Le tribunal judiciaire, statuant en matière civile, a rendu un jugement le 16 mai 2024. Une société prestataire de services réclamait le paiement de factures impayées par un syndicat de copropriétaires, ainsi que diverses indemnités. Le défendeur, absent à l’audience, n’était pas représenté. Le juge a dû statuer sur le fondement des seules pièces versées aux débats par la demanderesse. La décision accueille partiellement les demandes en ordonnant le paiement du principal mais en rejetant ou réduisant sévèrement les autres prétentions.
La sanction procédurale de l’absence et la preuve de la créance
L’office du juge en cas de défaut de comparution. L’article 472 du code de procédure civile encadre strictement le rôle du juge lorsque le défendeur ne comparaît pas. Le texte dispose que « si le défendeur ne comparaît pas, il est néanmoins statué sur le fond » (article 472 du code de procédure civile). Le juge examine donc le bien-fondé de la demande sans pouvoir se fonder sur un aveu fictif. Il doit vérifier que la demande est régulière, recevable et surtout bien fondée en droit. Cette règle protège le défendeur absent d’une condamnation automatique.
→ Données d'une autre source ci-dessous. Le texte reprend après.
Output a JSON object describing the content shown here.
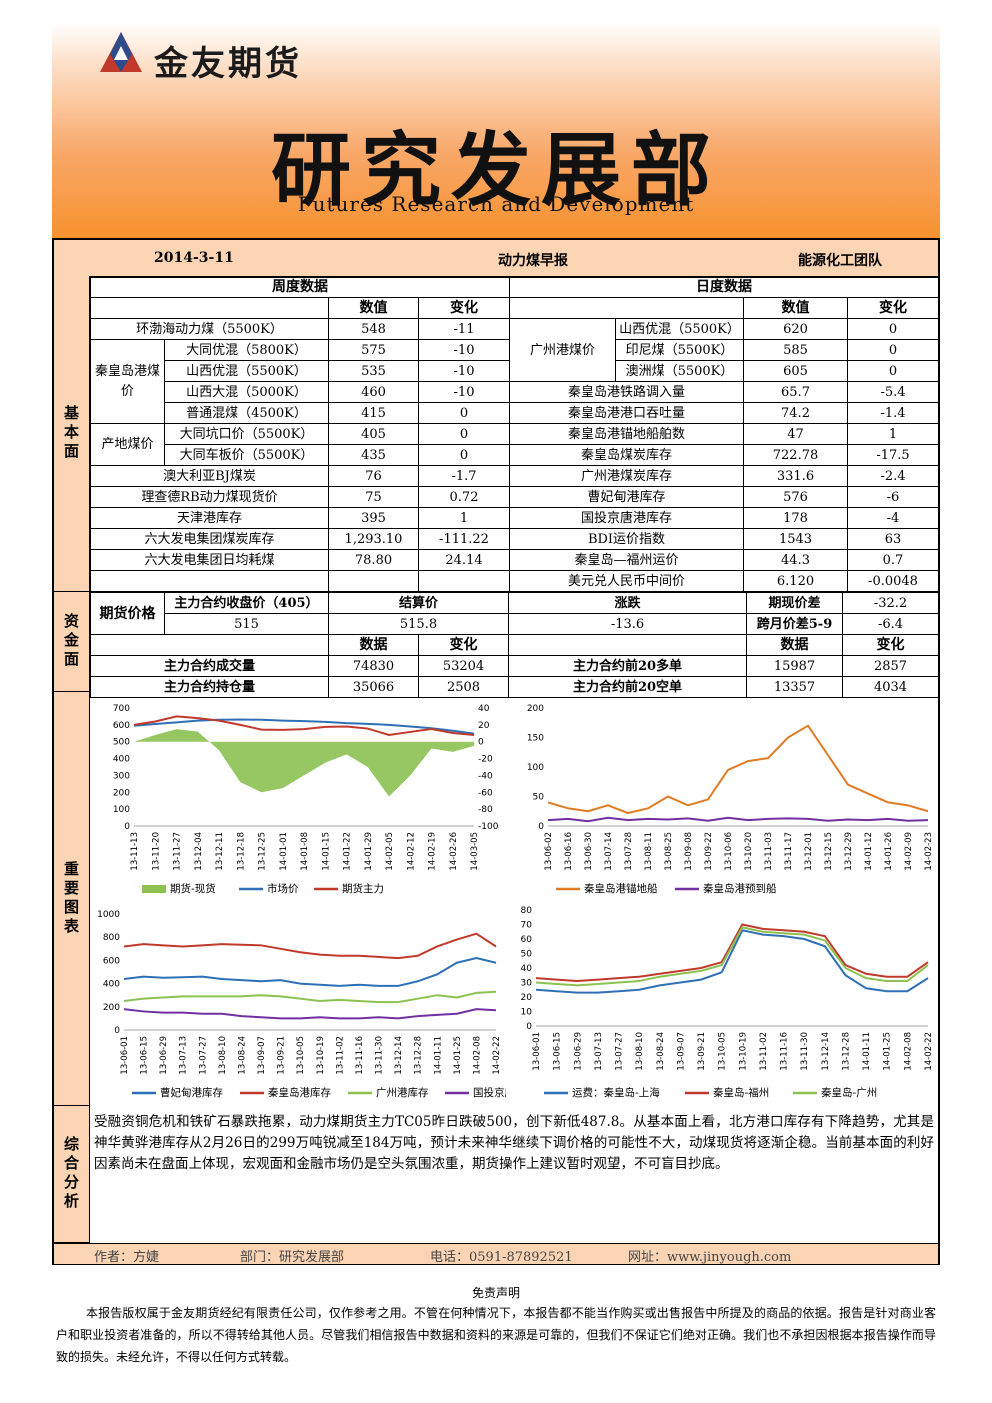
{
  "header": {
    "company": "金友期货",
    "dept_cn": "研究发展部",
    "dept_en": "Futures Research and Development"
  },
  "report": {
    "date": "2014-3-11",
    "title": "动力煤早报",
    "team": "能源化工团队"
  },
  "sections": {
    "basic": "基本面",
    "capital": "资金面",
    "charts": "重要图表",
    "analysis": "综合分析"
  },
  "weekly": {
    "title": "周度数据",
    "col_value": "数值",
    "col_change": "变化",
    "groups": {
      "qhd": "秦皇岛港煤价",
      "origin": "产地煤价"
    },
    "rows": [
      {
        "name": "环渤海动力煤（5500K）",
        "value": "548",
        "change": "-11"
      },
      {
        "name": "大同优混（5800K）",
        "value": "575",
        "change": "-10"
      },
      {
        "name": "山西优混（5500K）",
        "value": "535",
        "change": "-10"
      },
      {
        "name": "山西大混（5000K）",
        "value": "460",
        "change": "-10"
      },
      {
        "name": "普通混煤（4500K）",
        "value": "415",
        "change": "0"
      },
      {
        "name": "大同坑口价（5500K）",
        "value": "405",
        "change": "0"
      },
      {
        "name": "大同车板价（5500K）",
        "value": "435",
        "change": "0"
      },
      {
        "name": "澳大利亚BJ煤炭",
        "value": "76",
        "change": "-1.7"
      },
      {
        "name": "理查德RB动力煤现货价",
        "value": "75",
        "change": "0.72"
      },
      {
        "name": "天津港库存",
        "value": "395",
        "change": "1"
      },
      {
        "name": "六大发电集团煤炭库存",
        "value": "1,293.10",
        "change": "-111.22"
      },
      {
        "name": "六大发电集团日均耗煤",
        "value": "78.80",
        "change": "24.14"
      }
    ]
  },
  "daily": {
    "title": "日度数据",
    "col_value": "数值",
    "col_change": "变化",
    "gz_group": "广州港煤价",
    "rows": [
      {
        "name": "山西优混（5500K）",
        "value": "620",
        "change": "0"
      },
      {
        "name": "印尼煤（5500K）",
        "value": "585",
        "change": "0"
      },
      {
        "name": "澳洲煤（5500K）",
        "value": "605",
        "change": "0"
      },
      {
        "name": "秦皇岛港铁路调入量",
        "value": "65.7",
        "change": "-5.4"
      },
      {
        "name": "秦皇岛港港口吞吐量",
        "value": "74.2",
        "change": "-1.4"
      },
      {
        "name": "秦皇岛港锚地船舶数",
        "value": "47",
        "change": "1"
      },
      {
        "name": "秦皇岛煤炭库存",
        "value": "722.78",
        "change": "-17.5"
      },
      {
        "name": "广州港煤炭库存",
        "value": "331.6",
        "change": "-2.4"
      },
      {
        "name": "曹妃甸港库存",
        "value": "576",
        "change": "-6"
      },
      {
        "name": "国投京唐港库存",
        "value": "178",
        "change": "-4"
      },
      {
        "name": "BDI运价指数",
        "value": "1543",
        "change": "63"
      },
      {
        "name": "秦皇岛—福州运价",
        "value": "44.3",
        "change": "0.7"
      },
      {
        "name": "美元兑人民币中间价",
        "value": "6.120",
        "change": "-0.0048"
      }
    ]
  },
  "capital": {
    "futures_price_label": "期货价格",
    "main_close_label": "主力合约收盘价（405）",
    "main_close": "515",
    "settle_label": "结算价",
    "settle": "515.8",
    "change_label": "涨跌",
    "change": "-13.6",
    "basis_label": "期现价差",
    "basis": "-32.2",
    "spread_label": "跨月价差5-9",
    "spread": "-6.4",
    "col_data": "数据",
    "col_change": "变化",
    "volume_label": "主力合约成交量",
    "volume": "74830",
    "volume_change": "53204",
    "oi_label": "主力合约持仓量",
    "oi": "35066",
    "oi_change": "2508",
    "long_label": "主力合约前20多单",
    "long": "15987",
    "long_change": "2857",
    "short_label": "主力合约前20空单",
    "short": "13357",
    "short_change": "4034"
  },
  "chart_data": [
    {
      "type": "line",
      "x": [
        "13-11-13",
        "13-11-20",
        "13-11-27",
        "13-12-04",
        "13-12-11",
        "13-12-18",
        "13-12-25",
        "14-01-01",
        "14-01-08",
        "14-01-15",
        "14-01-22",
        "14-01-29",
        "14-02-05",
        "14-02-12",
        "14-02-19",
        "14-02-26",
        "14-03-05"
      ],
      "series": [
        {
          "name": "期货-现货",
          "axis": "right",
          "render": "area",
          "values": [
            0,
            8,
            15,
            12,
            -10,
            -48,
            -60,
            -55,
            -40,
            -25,
            -15,
            -30,
            -65,
            -40,
            -8,
            -12,
            -5
          ],
          "color": "#8cc152"
        },
        {
          "name": "市场价",
          "axis": "left",
          "values": [
            595,
            605,
            615,
            625,
            630,
            632,
            630,
            625,
            622,
            618,
            610,
            606,
            600,
            590,
            580,
            565,
            548
          ],
          "color": "#2e6fb6"
        },
        {
          "name": "期货主力",
          "axis": "left",
          "values": [
            600,
            620,
            650,
            640,
            625,
            600,
            572,
            570,
            575,
            588,
            590,
            578,
            540,
            558,
            575,
            552,
            540
          ],
          "color": "#c0392b"
        }
      ],
      "ylim_left": [
        0,
        700
      ],
      "ylim_right": [
        -100,
        40
      ],
      "yticks_left": [
        "0",
        "100",
        "200",
        "300",
        "400",
        "500",
        "600",
        "700"
      ],
      "yticks_right": [
        "-100",
        "-80",
        "-60",
        "-40",
        "-20",
        "0",
        "20",
        "40"
      ]
    },
    {
      "type": "line",
      "x": [
        "13-06-02",
        "13-06-16",
        "13-06-30",
        "13-07-14",
        "13-07-28",
        "13-08-11",
        "13-08-25",
        "13-09-08",
        "13-09-22",
        "13-10-06",
        "13-10-20",
        "13-11-03",
        "13-11-17",
        "13-12-01",
        "13-12-15",
        "13-12-29",
        "14-01-12",
        "14-01-26",
        "14-02-09",
        "14-02-23"
      ],
      "series": [
        {
          "name": "秦皇岛港锚地船",
          "values": [
            40,
            30,
            25,
            35,
            22,
            30,
            50,
            35,
            45,
            95,
            110,
            115,
            150,
            170,
            120,
            70,
            55,
            40,
            35,
            25
          ],
          "color": "#e07b24"
        },
        {
          "name": "秦皇岛港预到船",
          "values": [
            10,
            12,
            8,
            14,
            10,
            12,
            11,
            13,
            9,
            14,
            10,
            12,
            13,
            12,
            9,
            11,
            10,
            12,
            9,
            10
          ],
          "color": "#7030a0"
        }
      ],
      "ylim": [
        0,
        200
      ],
      "yticks": [
        "0",
        "50",
        "100",
        "150",
        "200"
      ]
    },
    {
      "type": "line",
      "x": [
        "13-06-01",
        "13-06-15",
        "13-06-29",
        "13-07-13",
        "13-07-27",
        "13-08-10",
        "13-08-24",
        "13-09-07",
        "13-09-21",
        "13-10-05",
        "13-10-19",
        "13-11-02",
        "13-11-16",
        "13-11-30",
        "13-12-14",
        "13-12-28",
        "14-01-11",
        "14-01-25",
        "14-02-08",
        "14-02-22"
      ],
      "series": [
        {
          "name": "曹妃甸港库存",
          "values": [
            440,
            460,
            450,
            455,
            460,
            440,
            430,
            420,
            430,
            400,
            390,
            380,
            390,
            380,
            380,
            420,
            480,
            580,
            620,
            580
          ],
          "color": "#2e6fb6"
        },
        {
          "name": "秦皇岛港库存",
          "values": [
            720,
            740,
            730,
            720,
            730,
            740,
            735,
            730,
            700,
            670,
            650,
            640,
            640,
            630,
            620,
            640,
            720,
            780,
            830,
            720
          ],
          "color": "#c0392b"
        },
        {
          "name": "广州港库存",
          "values": [
            250,
            270,
            280,
            290,
            290,
            290,
            290,
            300,
            290,
            270,
            250,
            260,
            250,
            240,
            240,
            270,
            300,
            280,
            320,
            330
          ],
          "color": "#8cc152"
        },
        {
          "name": "国投京唐港库存",
          "values": [
            180,
            160,
            150,
            150,
            140,
            140,
            120,
            110,
            100,
            100,
            110,
            100,
            100,
            110,
            100,
            120,
            130,
            140,
            180,
            170
          ],
          "color": "#7030a0"
        }
      ],
      "ylim": [
        0,
        1000
      ],
      "yticks": [
        "0",
        "200",
        "400",
        "600",
        "800",
        "1000"
      ]
    },
    {
      "type": "line",
      "x": [
        "13-06-01",
        "13-06-15",
        "13-06-29",
        "13-07-13",
        "13-07-27",
        "13-08-10",
        "13-08-24",
        "13-09-07",
        "13-09-21",
        "13-10-05",
        "13-10-19",
        "13-11-02",
        "13-11-16",
        "13-11-30",
        "13-12-14",
        "13-12-28",
        "14-01-11",
        "14-01-25",
        "14-02-08",
        "14-02-22"
      ],
      "series": [
        {
          "name": "运费：秦皇岛-上海",
          "values": [
            25,
            24,
            23,
            23,
            24,
            25,
            28,
            30,
            32,
            37,
            66,
            63,
            62,
            60,
            55,
            35,
            26,
            24,
            24,
            33
          ],
          "color": "#2e6fb6"
        },
        {
          "name": "秦皇岛-福州",
          "values": [
            33,
            32,
            31,
            32,
            33,
            34,
            36,
            38,
            40,
            44,
            70,
            67,
            66,
            65,
            62,
            42,
            36,
            34,
            34,
            44
          ],
          "color": "#c0392b"
        },
        {
          "name": "秦皇岛-广州",
          "values": [
            30,
            29,
            28,
            29,
            30,
            31,
            34,
            36,
            38,
            42,
            68,
            65,
            64,
            63,
            59,
            40,
            33,
            31,
            31,
            42
          ],
          "color": "#8cc152"
        }
      ],
      "ylim": [
        0,
        80
      ],
      "yticks": [
        "0",
        "10",
        "20",
        "30",
        "40",
        "50",
        "60",
        "70",
        "80"
      ]
    }
  ],
  "analysis": "受融资铜危机和铁矿石暴跌拖累，动力煤期货主力TC05昨日跌破500，创下新低487.8。从基本面上看，北方港口库存有下降趋势，尤其是神华黄骅港库存从2月26日的299万吨锐减至184万吨，预计未来神华继续下调价格的可能性不大，动煤现货将逐渐企稳。当前基本面的利好因素尚未在盘面上体现，宏观面和金融市场仍是空头氛围浓重，期货操作上建议暂时观望，不可盲目抄底。",
  "footer": {
    "author": "作者：方婕",
    "dept": "部门：研究发展部",
    "phone": "电话：0591-87892521",
    "web": "网址：www.jinyough.com"
  },
  "disclaimer": {
    "title": "免责声明",
    "body": "本报告版权属于金友期货经纪有限责任公司，仅作参考之用。不管在何种情况下，本报告都不能当作购买或出售报告中所提及的商品的依据。报告是针对商业客户和职业投资者准备的，所以不得转给其他人员。尽管我们相信报告中数据和资料的来源是可靠的，但我们不保证它们绝对正确。我们也不承担因根据本报告操作而导致的损失。未经允许，不得以任何方式转载。"
  }
}
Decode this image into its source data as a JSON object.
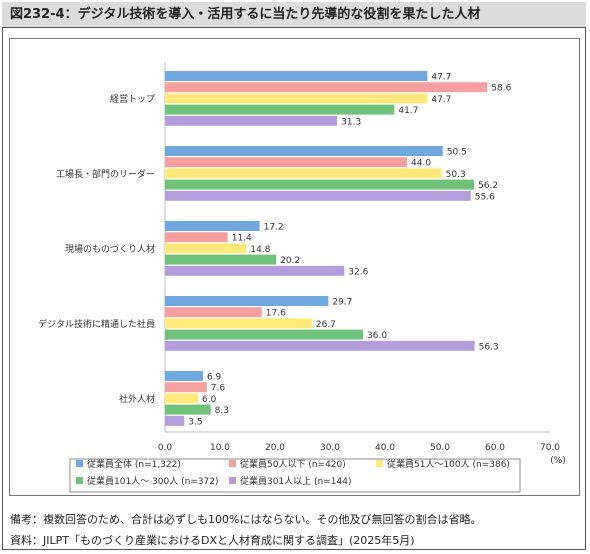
{
  "title": "図232-4：デジタル技術を導入・活用するに当たり先導的な役割を果たした人材",
  "notes": {
    "remarks": "備考：複数回答のため、合計は必ずしも100%にはならない。その他及び無回答の割合は省略。",
    "source": "資料：JILPT「ものづくり産業におけるDXと人材育成に関する調査」(2025年5月)"
  },
  "chart_data": {
    "type": "bar",
    "orientation": "horizontal",
    "categories": [
      "経営トップ",
      "工場長・部門のリーダー",
      "現場のものづくり人材",
      "デジタル技術に精通した社員",
      "社外人材"
    ],
    "series": [
      {
        "name": "従業員全体 (n=1,322)",
        "color": "#6fa8dc",
        "values": [
          47.7,
          50.5,
          17.2,
          29.7,
          6.9
        ]
      },
      {
        "name": "従業員50人以下 (n=420)",
        "color": "#f4a0a0",
        "values": [
          58.6,
          44.0,
          11.4,
          17.6,
          7.6
        ]
      },
      {
        "name": "従業員51人～100人 (n=386)",
        "color": "#ffe97a",
        "values": [
          47.7,
          50.3,
          14.8,
          26.7,
          6.0
        ]
      },
      {
        "name": "従業員101人～ 300人 (n=372)",
        "color": "#70c27a",
        "values": [
          41.7,
          56.2,
          20.2,
          36.0,
          8.3
        ]
      },
      {
        "name": "従業員301人以上 (n=144)",
        "color": "#b39ddb",
        "values": [
          31.3,
          55.6,
          32.6,
          56.3,
          3.5
        ]
      }
    ],
    "xlim": [
      0,
      70
    ],
    "xticks": [
      "0.0",
      "10.0",
      "20.0",
      "30.0",
      "40.0",
      "50.0",
      "60.0",
      "70.0"
    ],
    "xunit": "(%)",
    "grid": false,
    "legend_position": "bottom"
  }
}
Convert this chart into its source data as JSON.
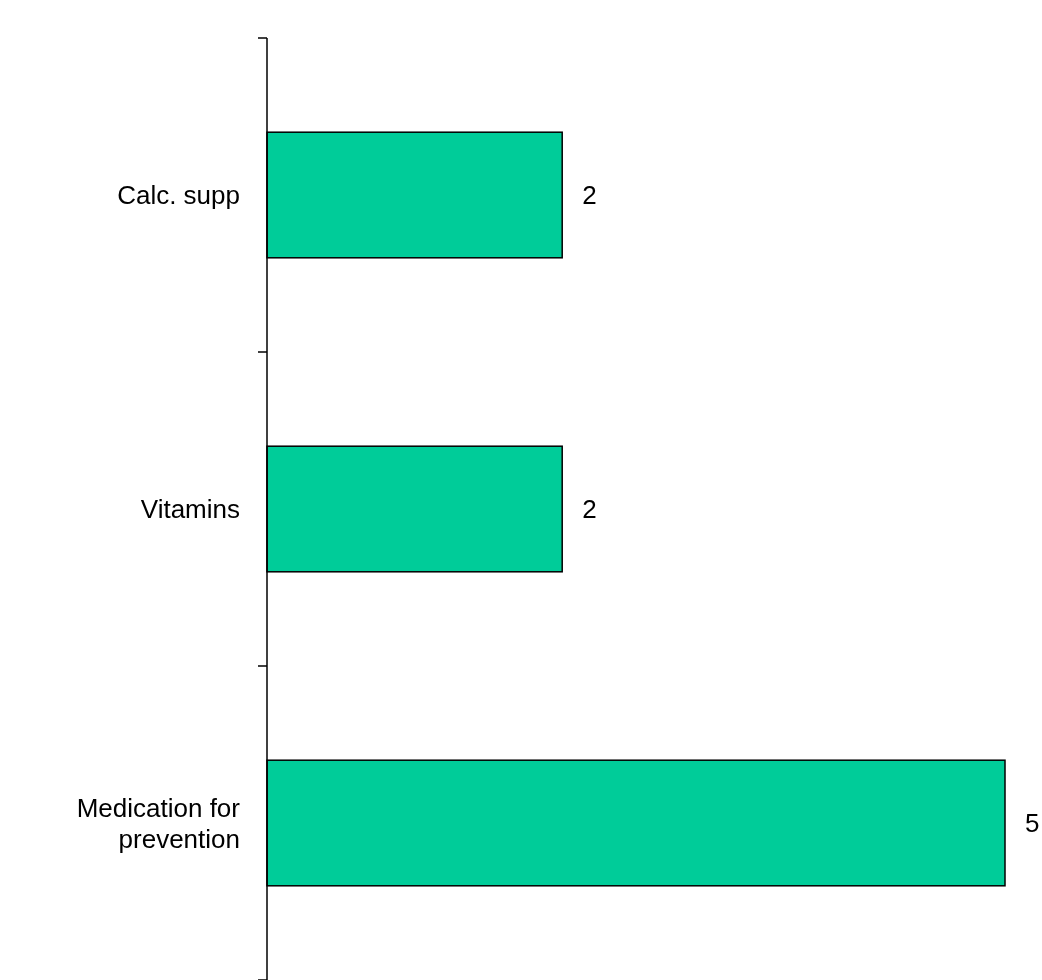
{
  "chart_data": {
    "type": "bar",
    "orientation": "horizontal",
    "categories": [
      "Calc. supp",
      "Vitamins",
      "Medication for prevention"
    ],
    "values": [
      2,
      2,
      5
    ],
    "color": "#00cc99",
    "data_labels": true
  }
}
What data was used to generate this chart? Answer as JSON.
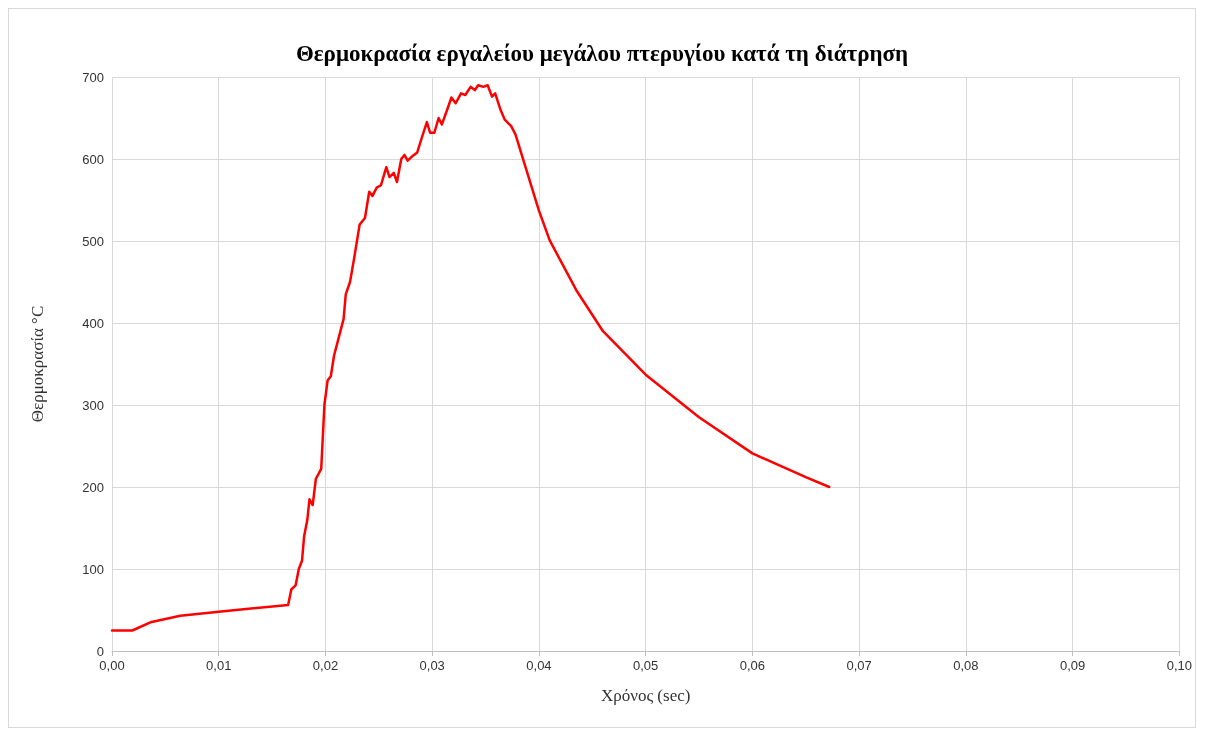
{
  "chart_data": {
    "type": "line",
    "title": "Θερμοκρασία εργαλείου μεγάλου πτερυγίου κατά τη διάτρηση",
    "xlabel": "Χρόνος (sec)",
    "ylabel": "Θερμοκρασία °C",
    "grid": true,
    "marker": "none",
    "line_style": "solid",
    "xlim": [
      0,
      0.1
    ],
    "xticks": [
      {
        "value": 0,
        "label": "0,00"
      },
      {
        "value": 0.01,
        "label": "0,01"
      },
      {
        "value": 0.02,
        "label": "0,02"
      },
      {
        "value": 0.03,
        "label": "0,03"
      },
      {
        "value": 0.04,
        "label": "0,04"
      },
      {
        "value": 0.05,
        "label": "0,05"
      },
      {
        "value": 0.06,
        "label": "0,06"
      },
      {
        "value": 0.07,
        "label": "0,07"
      },
      {
        "value": 0.08,
        "label": "0,08"
      },
      {
        "value": 0.09,
        "label": "0,09"
      },
      {
        "value": 0.1,
        "label": "0,10"
      }
    ],
    "ylim": [
      0,
      700
    ],
    "yticks": [
      0,
      100,
      200,
      300,
      400,
      500,
      600,
      700
    ],
    "series": [
      {
        "color": "#ff0000",
        "x": [
          0,
          0.0019,
          0.0036,
          0.0064,
          0.01,
          0.0165,
          0.0168,
          0.0172,
          0.0175,
          0.0178,
          0.018,
          0.0183,
          0.0185,
          0.0188,
          0.0191,
          0.0196,
          0.0199,
          0.0202,
          0.0205,
          0.0208,
          0.0212,
          0.0217,
          0.0219,
          0.0223,
          0.0227,
          0.0232,
          0.0237,
          0.0241,
          0.0244,
          0.0248,
          0.0252,
          0.0257,
          0.026,
          0.0264,
          0.0267,
          0.0271,
          0.0274,
          0.0277,
          0.0281,
          0.0286,
          0.029,
          0.0295,
          0.0298,
          0.0302,
          0.0306,
          0.0309,
          0.0314,
          0.0318,
          0.0322,
          0.0327,
          0.0331,
          0.0336,
          0.034,
          0.0343,
          0.0348,
          0.0352,
          0.0356,
          0.0359,
          0.0364,
          0.0368,
          0.0374,
          0.0378,
          0.04,
          0.041,
          0.0435,
          0.046,
          0.05,
          0.055,
          0.06,
          0.065,
          0.0672
        ],
        "values": [
          25,
          25,
          35,
          43,
          48,
          56,
          75,
          80,
          100,
          110,
          140,
          160,
          185,
          178,
          210,
          222,
          300,
          330,
          335,
          360,
          380,
          405,
          435,
          450,
          480,
          520,
          528,
          560,
          555,
          565,
          568,
          590,
          578,
          583,
          572,
          600,
          605,
          598,
          603,
          608,
          625,
          645,
          632,
          632,
          650,
          642,
          660,
          675,
          668,
          680,
          678,
          688,
          684,
          690,
          688,
          690,
          676,
          680,
          660,
          648,
          640,
          630,
          537,
          501,
          440,
          390,
          337,
          285,
          241,
          212,
          200
        ]
      }
    ]
  }
}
La charge de la preuve et ses conséquences en l’espèce. La demanderesse a produit les contrats, les relevés et les factures justifiant sa créance. Le juge constate que ces pièces « justifient du principe et du montant de la réclamation » (Sur la demande en paiement). Inversement, par son absence, le syndicat « s’interdit de rapporter la preuve selon laquelle elle se serait libérée de ses obligations » (Sur la demande en paiement). Cette application de l’article 1353 du code civil conduit à une condamnation au principal. L’absence équivaut ainsi à une renonciation à contester les éléments de preuve adverses.
Le rejet des indemnités conventionnelles et le pouvoir modérateur du juge
La réduction d’une clause pénale jugée excessive. La société demanderesse invoquait une clause contractuelle prévoyant une pénalité de vingt pour cent des sommes dues. Le juge a exercé son pouvoir modérateur en application de l’article 1231-5 du code civil. Il a estimé que la pénalité était « manifestement excessive » et l’a réduite « à la somme de 1 euro » (Sur les autres demandes). Cette décision rappelle la faculté pour le juge d’intervenir même d’office pour sanctionner les clauses abusives. Elle limite strictement l’autonomie de la volonté des parties.
L’inapplication des pénalités légales en dehors du champ commercial. La demanderesse réclamait également des pénalités de retard et une indemnité forfaitaire de recouvrement. Le juge a écarté ces demandes en relevant que les textes invoqués, comme l’ancien article L.441-6 du code de commerce, visent les relations entre professionnels. Il constate que « tel n’est pas le cas en l’espèce, s’agissant d’un syndicat des copropriétaires » (Sur les autres demandes). Cette analyse restrictive protège les personnes morales non commerçantes du régime contraignant des retards de paiement entre professionnels.
Cette décision illustre rigoureusement les effets d’une absence à l’audience en procédure civile. Elle confirme que le juge doit statuer au fond après un examen substantiel des preuves. La solution rappelle aussi les limites du principe de liberté contractuelle face au contrôle judiciaire. Le pouvoir modérateur sur les clauses pénales excessives est affirmé sans ambiguïté. Enfin, le jugement opère une distinction nette entre le droit civil des obligations et le droit commercial spécialisé. Les règles protectrices sur les retards de paiement ne s’appliquent pas aux syndicats de copropriétaires.